Поздно вечером О’Скалли, Тобби и Скок улеглись на своих тюфяках в коридоре около спальни доктора. О’Скалли и Тобби уже задремали, когда все еще терзаемый сомнениями Скок снова заскулил:
— Что же я наделал! Не должен был я покидать его. Где же моя хваленая собачья преданность? Ведь он был мне хорошим хозяином, даже очень хорошим, а я предал его. Как мог я оставить его после стольких лет дружбы?

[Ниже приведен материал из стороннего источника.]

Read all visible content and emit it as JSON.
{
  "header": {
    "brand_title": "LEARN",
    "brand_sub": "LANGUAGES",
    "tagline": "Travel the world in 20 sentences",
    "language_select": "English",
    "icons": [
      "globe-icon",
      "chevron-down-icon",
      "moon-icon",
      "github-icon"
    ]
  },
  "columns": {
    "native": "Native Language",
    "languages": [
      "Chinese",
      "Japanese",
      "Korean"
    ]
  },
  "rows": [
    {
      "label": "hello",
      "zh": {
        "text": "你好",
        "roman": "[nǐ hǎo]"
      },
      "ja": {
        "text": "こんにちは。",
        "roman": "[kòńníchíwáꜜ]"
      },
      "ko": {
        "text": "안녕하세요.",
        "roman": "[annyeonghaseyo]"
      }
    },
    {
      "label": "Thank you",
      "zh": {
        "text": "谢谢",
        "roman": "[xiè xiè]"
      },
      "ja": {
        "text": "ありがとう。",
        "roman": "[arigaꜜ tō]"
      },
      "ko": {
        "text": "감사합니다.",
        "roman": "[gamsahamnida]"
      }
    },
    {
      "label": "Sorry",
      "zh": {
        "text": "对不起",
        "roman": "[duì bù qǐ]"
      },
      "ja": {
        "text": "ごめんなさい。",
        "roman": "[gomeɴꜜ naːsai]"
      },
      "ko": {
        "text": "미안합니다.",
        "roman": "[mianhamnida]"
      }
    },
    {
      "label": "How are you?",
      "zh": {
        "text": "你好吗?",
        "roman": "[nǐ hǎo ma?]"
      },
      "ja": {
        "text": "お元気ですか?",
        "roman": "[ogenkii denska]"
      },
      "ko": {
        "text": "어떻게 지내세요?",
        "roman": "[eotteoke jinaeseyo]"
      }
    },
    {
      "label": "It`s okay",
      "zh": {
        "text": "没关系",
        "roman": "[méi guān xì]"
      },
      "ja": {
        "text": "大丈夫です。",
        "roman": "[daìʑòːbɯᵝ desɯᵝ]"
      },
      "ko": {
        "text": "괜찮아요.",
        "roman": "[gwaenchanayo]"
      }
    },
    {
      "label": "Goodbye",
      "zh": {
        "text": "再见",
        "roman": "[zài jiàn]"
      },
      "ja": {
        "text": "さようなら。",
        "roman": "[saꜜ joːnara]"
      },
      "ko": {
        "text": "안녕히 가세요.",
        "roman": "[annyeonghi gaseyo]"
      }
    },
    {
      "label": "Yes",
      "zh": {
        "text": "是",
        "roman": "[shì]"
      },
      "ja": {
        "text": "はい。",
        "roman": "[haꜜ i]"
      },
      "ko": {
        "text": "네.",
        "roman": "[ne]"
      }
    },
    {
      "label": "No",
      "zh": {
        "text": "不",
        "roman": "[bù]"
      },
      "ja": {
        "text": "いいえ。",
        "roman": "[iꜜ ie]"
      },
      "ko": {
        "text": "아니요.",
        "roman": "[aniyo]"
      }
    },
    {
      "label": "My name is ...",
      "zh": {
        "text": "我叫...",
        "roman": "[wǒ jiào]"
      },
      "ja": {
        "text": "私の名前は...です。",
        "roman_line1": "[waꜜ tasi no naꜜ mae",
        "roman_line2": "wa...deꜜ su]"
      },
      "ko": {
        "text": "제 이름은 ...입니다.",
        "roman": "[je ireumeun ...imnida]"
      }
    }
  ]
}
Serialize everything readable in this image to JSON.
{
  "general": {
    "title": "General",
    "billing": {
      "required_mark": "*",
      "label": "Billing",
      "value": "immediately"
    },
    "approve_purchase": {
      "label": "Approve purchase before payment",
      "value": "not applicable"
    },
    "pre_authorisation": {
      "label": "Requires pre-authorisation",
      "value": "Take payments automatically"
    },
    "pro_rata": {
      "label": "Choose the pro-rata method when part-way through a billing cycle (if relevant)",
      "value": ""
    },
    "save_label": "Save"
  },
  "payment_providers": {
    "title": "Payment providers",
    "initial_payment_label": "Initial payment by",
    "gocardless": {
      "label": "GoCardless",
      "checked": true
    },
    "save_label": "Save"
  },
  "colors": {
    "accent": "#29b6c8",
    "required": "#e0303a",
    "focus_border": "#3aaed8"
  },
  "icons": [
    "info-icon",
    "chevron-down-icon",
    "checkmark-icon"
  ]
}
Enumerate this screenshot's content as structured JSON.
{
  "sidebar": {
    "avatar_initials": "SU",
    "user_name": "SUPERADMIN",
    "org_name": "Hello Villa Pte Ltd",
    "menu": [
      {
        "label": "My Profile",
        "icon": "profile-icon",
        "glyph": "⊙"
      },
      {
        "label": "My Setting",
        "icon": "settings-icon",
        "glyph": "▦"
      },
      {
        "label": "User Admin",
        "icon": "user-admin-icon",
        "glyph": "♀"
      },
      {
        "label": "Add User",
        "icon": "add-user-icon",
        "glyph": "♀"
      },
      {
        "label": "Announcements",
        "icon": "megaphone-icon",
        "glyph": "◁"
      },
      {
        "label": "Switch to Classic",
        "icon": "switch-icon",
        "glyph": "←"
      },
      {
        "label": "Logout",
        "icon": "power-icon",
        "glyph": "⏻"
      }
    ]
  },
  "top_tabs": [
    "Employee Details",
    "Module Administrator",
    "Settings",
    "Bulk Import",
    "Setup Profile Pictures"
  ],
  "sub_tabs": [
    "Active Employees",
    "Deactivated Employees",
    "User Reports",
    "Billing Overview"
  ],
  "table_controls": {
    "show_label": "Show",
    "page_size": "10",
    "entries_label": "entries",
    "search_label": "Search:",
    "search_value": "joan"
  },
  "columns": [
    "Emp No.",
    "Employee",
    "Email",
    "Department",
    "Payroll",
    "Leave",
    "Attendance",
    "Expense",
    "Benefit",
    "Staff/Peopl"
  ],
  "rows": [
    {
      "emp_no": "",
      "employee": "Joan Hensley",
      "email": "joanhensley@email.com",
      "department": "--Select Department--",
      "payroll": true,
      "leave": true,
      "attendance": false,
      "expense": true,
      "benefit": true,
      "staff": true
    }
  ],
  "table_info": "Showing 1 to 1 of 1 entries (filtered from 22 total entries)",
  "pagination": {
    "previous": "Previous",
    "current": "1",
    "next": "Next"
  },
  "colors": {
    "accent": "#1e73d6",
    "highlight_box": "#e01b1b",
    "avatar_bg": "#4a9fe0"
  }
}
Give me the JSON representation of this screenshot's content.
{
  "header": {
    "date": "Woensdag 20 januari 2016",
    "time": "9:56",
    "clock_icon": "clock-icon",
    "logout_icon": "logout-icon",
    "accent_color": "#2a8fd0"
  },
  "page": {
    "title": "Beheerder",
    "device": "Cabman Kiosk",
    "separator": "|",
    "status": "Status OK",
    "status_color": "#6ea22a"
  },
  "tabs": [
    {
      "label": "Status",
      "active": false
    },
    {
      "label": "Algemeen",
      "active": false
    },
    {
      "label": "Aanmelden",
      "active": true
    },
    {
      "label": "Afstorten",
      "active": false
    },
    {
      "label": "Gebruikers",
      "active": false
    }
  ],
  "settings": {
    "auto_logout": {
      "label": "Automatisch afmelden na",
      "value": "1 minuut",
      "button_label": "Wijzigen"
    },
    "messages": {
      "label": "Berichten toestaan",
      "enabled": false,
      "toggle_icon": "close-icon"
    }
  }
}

— Выбрось ты все это из головы! — сердито проворчал Тобби. — Ну что ты терзаешь себя? Это люди выдумали собачью преданность. К чему укорять себя? Ты честно работал на сцене и зарабатывал себе на хлеб, а иногда — и хозяину. Публика чаще смеялась твоим, а не его выходкам. Теперь он бросил цирк, потому что у него в кармане завелись денежки, часть из которых по праву принадлежит тебе. Ну да ладно, мы с тобой и без денег не пропадем, но если тебе больше хочется остаться с доктором, а ему — путешествовать по дальним странам, то это ваше личное дело. И каждый из вас волен делать то, что ему вздумается.
— Так-то оно так, — согласился Скок, но тут же возразил: — И все же мне не следовало его бросать.
— Ты сначала разберись, кто кого бросил! — пролаял Тобби. — Мой хозяин, Генри Крокетт, тоже был неплохим человеком, а я предпочел остаться с доктором Дулиттлом и не чувствую за собой никакой вины. В конце концов у нас всего лишь одна жизнь. И хотя это собачья жизнь, она принадлежит нам.
И Тобби и О’Скалли пришлось немало потрудиться, прежде чем они сумели уговорить Скока отбросить прочь все сомнения.